I think it's quite clear from the history of a variety of decisions that under current UK law, EULAs are enforceable: as the parent pointed out, UK copyright law does not contain an exemption for copying that is necessary to use software (see, e.g., the PS2 modchip case from last year), so you cannot run software in the UK without a valid license, and the EULA is usually the only license that is offered.
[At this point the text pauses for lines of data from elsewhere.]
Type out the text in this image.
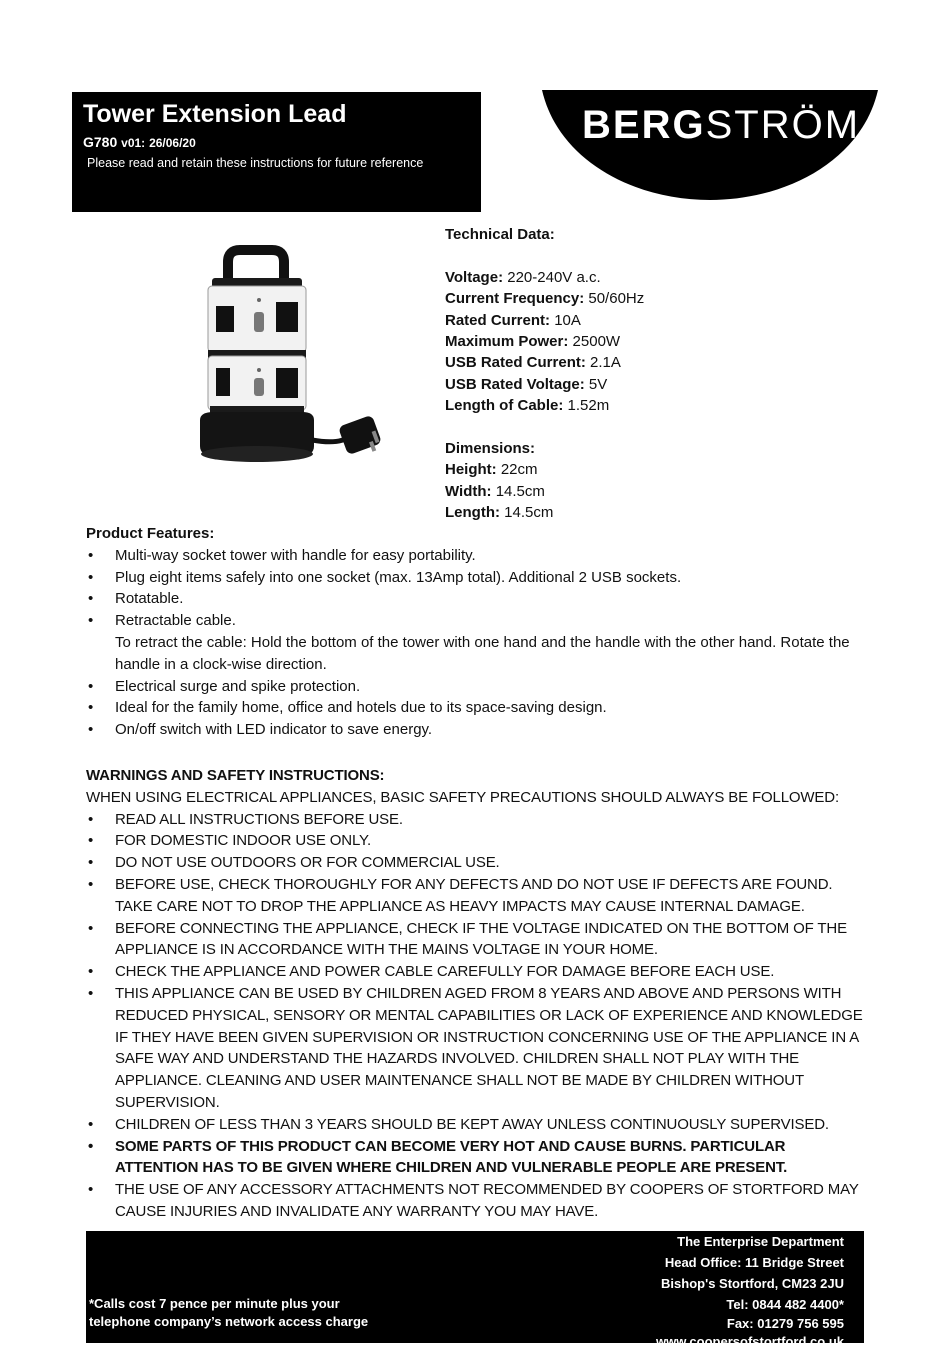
Tower Extension Lead
G780 v01: 26/06/20
Please read and retain these instructions for future reference
BERGSTRÖM
Technical Data:
Voltage: 220-240V a.c.
Current Frequency: 50/60Hz
Rated Current: 10A
Maximum Power: 2500W
USB Rated Current: 2.1A
USB Rated Voltage: 5V
Length of Cable: 1.52m
Dimensions:
Height: 22cm
Width: 14.5cm
Length: 14.5cm
Product Features:
• Multi-way socket tower with handle for easy portability.
• Plug eight items safely into one socket (max. 13Amp total). Additional 2 USB sockets.
• Rotatable.
• Retractable cable.
To retract the cable: Hold the bottom of the tower with one hand and the handle with the other hand. Rotate the handle in a clock-wise direction.
• Electrical surge and spike protection.
• Ideal for the family home, office and hotels due to its space-saving design.
• On/off switch with LED indicator to save energy.
WARNINGS AND SAFETY INSTRUCTIONS:
WHEN USING ELECTRICAL APPLIANCES, BASIC SAFETY PRECAUTIONS SHOULD ALWAYS BE FOLLOWED:
• READ ALL INSTRUCTIONS BEFORE USE.
• FOR DOMESTIC INDOOR USE ONLY.
• DO NOT USE OUTDOORS OR FOR COMMERCIAL USE.
• BEFORE USE, CHECK THOROUGHLY FOR ANY DEFECTS AND DO NOT USE IF DEFECTS ARE FOUND. TAKE CARE NOT TO DROP THE APPLIANCE AS HEAVY IMPACTS MAY CAUSE INTERNAL DAMAGE.
• BEFORE CONNECTING THE APPLIANCE, CHECK IF THE VOLTAGE INDICATED ON THE BOTTOM OF THE APPLIANCE IS IN ACCORDANCE WITH THE MAINS VOLTAGE IN YOUR HOME.
• CHECK THE APPLIANCE AND POWER CABLE CAREFULLY FOR DAMAGE BEFORE EACH USE.
• THIS APPLIANCE CAN BE USED BY CHILDREN AGED FROM 8 YEARS AND ABOVE AND PERSONS WITH REDUCED PHYSICAL, SENSORY OR MENTAL CAPABILITIES OR LACK OF EXPERIENCE AND KNOWLEDGE IF THEY HAVE BEEN GIVEN SUPERVISION OR INSTRUCTION CONCERNING USE OF THE APPLIANCE IN A SAFE WAY AND UNDERSTAND THE HAZARDS INVOLVED. CHILDREN SHALL NOT PLAY WITH THE APPLIANCE. CLEANING AND USER MAINTENANCE SHALL NOT BE MADE BY CHILDREN WITHOUT SUPERVISION.
• CHILDREN OF LESS THAN 3 YEARS SHOULD BE KEPT AWAY UNLESS CONTINUOUSLY SUPERVISED.
• SOME PARTS OF THIS PRODUCT CAN BECOME VERY HOT AND CAUSE BURNS. PARTICULAR ATTENTION HAS TO BE GIVEN WHERE CHILDREN AND VULNERABLE PEOPLE ARE PRESENT.
• THE USE OF ANY ACCESSORY ATTACHMENTS NOT RECOMMENDED BY COOPERS OF STORTFORD MAY CAUSE INJURIES AND INVALIDATE ANY WARRANTY YOU MAY HAVE.
The Enterprise Department
Head Office: 11 Bridge Street
Bishop's Stortford, CM23 2JU
Tel: 0844 482 4400*
Fax: 01279 756 595
www.coopersofstortford.co.uk
*Calls cost 7 pence per minute plus your
telephone company’s network access charge
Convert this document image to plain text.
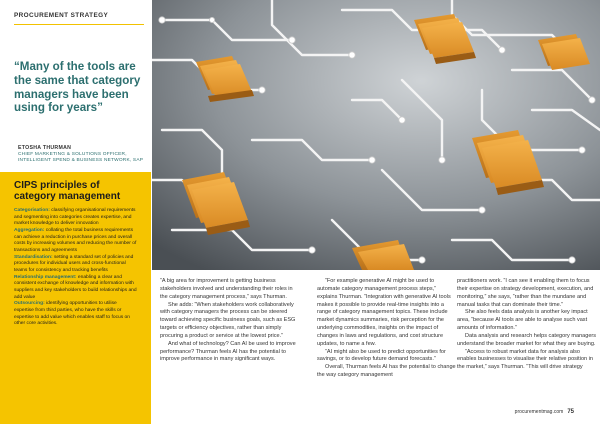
PROCUREMENT STRATEGY
“Many of the tools are the same that category managers have been using for years”
ETOSHA THURMAN
CHIEF MARKETING & SOLUTIONS OFFICER, INTELLIGENT SPEND & BUSINESS NETWORK, SAP
CIPS principles of category management
Categorisation: classifying organisational requirements and segmenting into categories creates expertise, and market knowledge to deliver innovation
Aggregation: collating the total business requirements can achieve a reduction in purchase prices and overall costs by increasing volumes and reducing the number of transactions and agreements
Standardisation: setting a standard set of policies and procedures for individual users and cross-functional teams for consistency and tracking benefits
Relationship management: enabling a clear and consistent exchange of knowledge and information with suppliers and key stakeholders to build relationships and add value
Outsourcing: identifying opportunities to utilise expertise from third parties, who have the skills or expertise to add value which enables staff to focus on other core activities.

“A big area for improvement is getting business stakeholders involved and understanding their roles in the category management process,” says Thurman.

She adds: “When stakeholders work collaboratively with category managers the process can be steered toward achieving specific business goals, such as ESG targets or efficiency objectives, rather than simply procuring a product or service at the lowest price.”

And what of technology? Can AI be used to improve performance? Thurman feels AI has the potential to improve performance in many significant ways.

“For example generative AI might be used to automate category management process steps,” explains Thurman. “Integration with generative AI tools makes it possible to provide real-time insights into a range of category management topics. These include market dynamics summaries, risk perception for the underlying commodities, insights on the impact of changes in laws and regulations, and cost structure updates, to name a few.

“AI might also be used to predict opportunities for savings, or to develop future demand forecasts.”

Overall, Thurman feels AI has the potential to change the way category management

practitioners work. “I can see it enabling them to focus their expertise on strategy development, execution, and monitoring,” she says, “rather than the mundane and manual tasks that can dominate their time.”

She also feels data analysis is another key impact area, “because AI tools are able to analyse such vast amounts of information.”

Data analysis and research helps category managers understand the broader market for what they are buying.

“Access to robust market data for analysis also enables businesses to visualise their relative position in the market,” says Thurman. “This will drive strategy

procurementmag.com 75
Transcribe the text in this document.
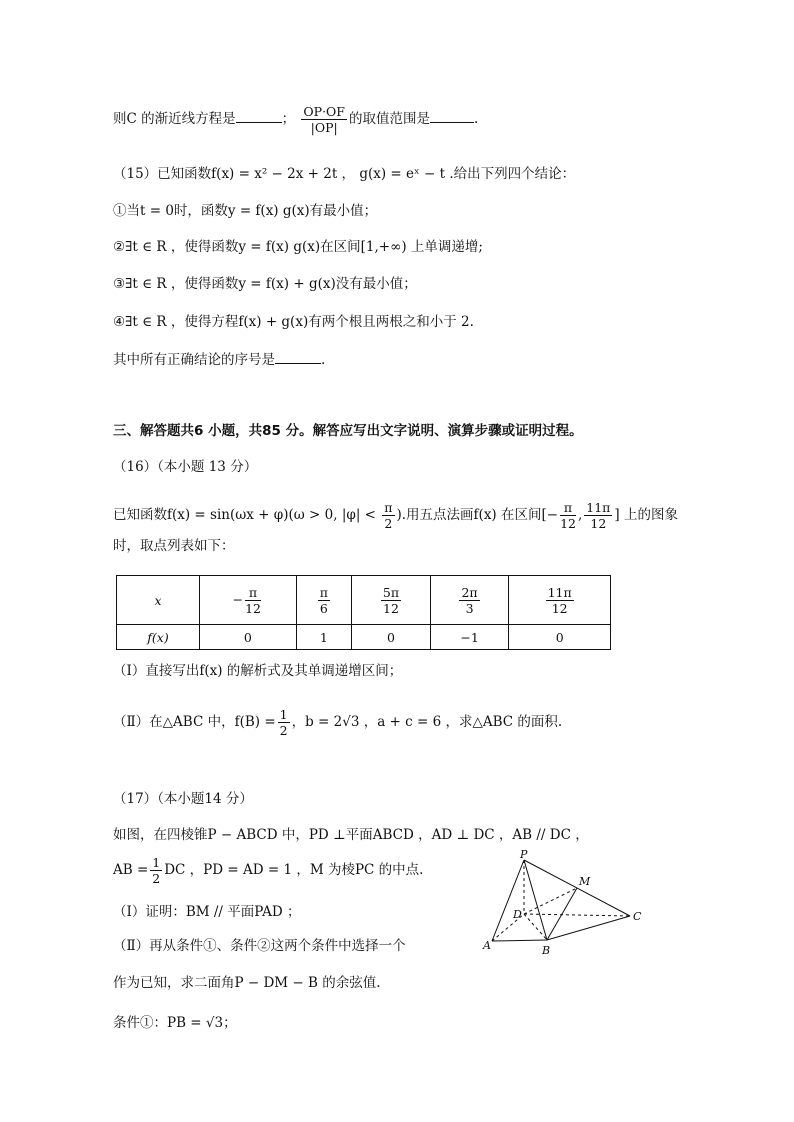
则C 的渐近线方程是	； $\frac{OP\cdot OF}{|OP|}$ 的取值范围是	.
（15）已知函数f(x) = x² − 2x + 2t ， g(x) = eˣ − t .给出下列四个结论：
①当t = 0时，函数y = f(x) g(x)有最小值；
②∃t ∈ R ，使得函数y = f(x) g(x)在区间[1,+∞) 上单调递增;
③∃t ∈ R ，使得函数y = f(x) + g(x)没有最小值；
④∃t ∈ R ，使得方程f(x) + g(x)有两个根且两根之和小于 2.
其中所有正确结论的序号是	.
三、解答题共6 小题，共85 分。解答应写出文字说明、演算步骤或证明过程。
（16）（本小题 13 分）
已知函数f(x) = sin(ωx + φ)(ω > 0, $|\varphi| < \frac{\pi}{2}$ ).用五点法画f(x) 在区间[− $\frac{\pi}{12}$ , $\frac{11\pi}{12}$ ] 上的图象
时，取点列表如下：
x	− $\frac{\pi}{12}$	$\frac{\pi}{6}$	$\frac{5\pi}{12}$	$\frac{2\pi}{3}$	$\frac{11\pi}{12}$

f(x)	0	1	0	−1	0
（Ⅰ）直接写出f(x) 的解析式及其单调递增区间；
（Ⅱ）在△ABC 中，$f(B) = \frac{1}{2}$ ，b = 2√3 ，a + c = 6 ，求△ABC 的面积.
（17）（本小题14 分）
如图，在四棱锥P − ABCD 中，PD ⊥平面ABCD ，AD ⊥ DC ，AB // DC ，
AB = $\frac{1}{2}$ DC ，PD = AD = 1 ，M 为棱PC 的中点.
（Ⅰ）证明：BM // 平面PAD ；
（Ⅱ）再从条件①、条件②这两个条件中选择一个
作为已知，求二面角P − DM − B 的余弦值.
条件①：PB = √3；
P
M
D	C
A	B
There are already a variety of safeguards available: the Unfair Contract Terms Act 1977 limits the rights of the vendor to disclaim warranties, for example, and the Sale of Goods Act (?) prevents the EULA from excluding warranties of fitness for a particular purpose, I believe. Standard UK method for deciding whether contract terms should be enforced or not includes a consideration of the "relative bargaining power" of the two parties -- I suspect in any case involving MS's terms, if they were even slightly unreasonable, a judge would side with the consumer.
I'm not sure if this is something that should be included in a Copyright bill; a general consumer protection bill with a section relating to licensing would be more appropriate if any additional protection was deemed necessary.
I'd certainly like to see a copyright act that provided a more robust set of exemptions, particularly something analagous to US "fair use" (UK "fair dealing" is, as you point out, much more restrictive).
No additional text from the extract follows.